As Whittal begins to zero in on the Finder, Martin makes a shocking discovery. It seems someone—someone lethal—is very unhappy about the bodies he’s been digging up.
Hunted by a cop, hunted by a killer. To escape and keep his family safe, Martin may have to go deeper into the world of murder than he ever imagined.
Find You in The Dark is marketed for fans of Dexter. I loved the books and the show, so I couldn’t wait to pick up something similar to fill the void Dexter left. Unfortunately, comparing Find You in The Dark to Dexter is setting up too high of expectations. The main character, Martin, is not who I wanted him to be until the end of the novel.
Find You in The Dark follows multiple perspectives: Martin, Sandra, a police detective, and another perspective that is introduced about halfway through the novel.
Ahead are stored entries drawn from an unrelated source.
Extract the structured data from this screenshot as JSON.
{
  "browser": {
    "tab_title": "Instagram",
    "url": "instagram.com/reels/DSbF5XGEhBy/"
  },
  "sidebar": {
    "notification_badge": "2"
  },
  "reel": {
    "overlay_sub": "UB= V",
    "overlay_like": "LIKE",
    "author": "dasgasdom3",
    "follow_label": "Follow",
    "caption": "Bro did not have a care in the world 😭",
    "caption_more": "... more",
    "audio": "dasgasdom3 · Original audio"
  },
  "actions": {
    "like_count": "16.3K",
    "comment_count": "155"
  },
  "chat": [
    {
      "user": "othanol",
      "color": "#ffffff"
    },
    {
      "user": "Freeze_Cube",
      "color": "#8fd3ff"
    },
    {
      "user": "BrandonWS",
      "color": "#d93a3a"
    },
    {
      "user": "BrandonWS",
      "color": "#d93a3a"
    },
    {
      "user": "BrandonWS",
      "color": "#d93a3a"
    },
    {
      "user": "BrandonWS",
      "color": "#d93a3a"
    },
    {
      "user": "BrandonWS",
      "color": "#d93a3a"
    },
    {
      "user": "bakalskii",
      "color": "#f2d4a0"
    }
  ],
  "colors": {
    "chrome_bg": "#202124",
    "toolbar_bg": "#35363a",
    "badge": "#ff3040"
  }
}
This perspective is so long and drawn out that it effectively kills any momentum the story was able to muster with exposition given for seemingly no reason other than to convince the reader that the character is an evil person.
I enjoyed Martin’s perspective for the most part. I thought his internal monologues were well written and engaging, however, because of the comparison to Dexter, Martin comes off as underwhelming. Martin is portrayed as incredibly intelligent, yet makes quite a few stupid decisions. Perhaps Ripley’s intention was for these decisions to be born out of Martin’s confidence; unfortunately this was not communicated through the text.
Sandra’s character is portrayed as a stereotypical detective focused intently on the investigation. There was absolutely nothing special about her other than her relationship with her partner, Chris. The reversal of typical gender roles between Sandra and Chris was interesting, but, ultimately, leads nowhere.
Overall, Find You in The Dark has an interesting premise that fails to deliver. If you’re an avid reader of thriller/mystery novels, you will most likely find this novel underwhelming.
**I received an ARC from the publisher via Netgalley
Have you read Find You in The Dark? Are you planning on reading it?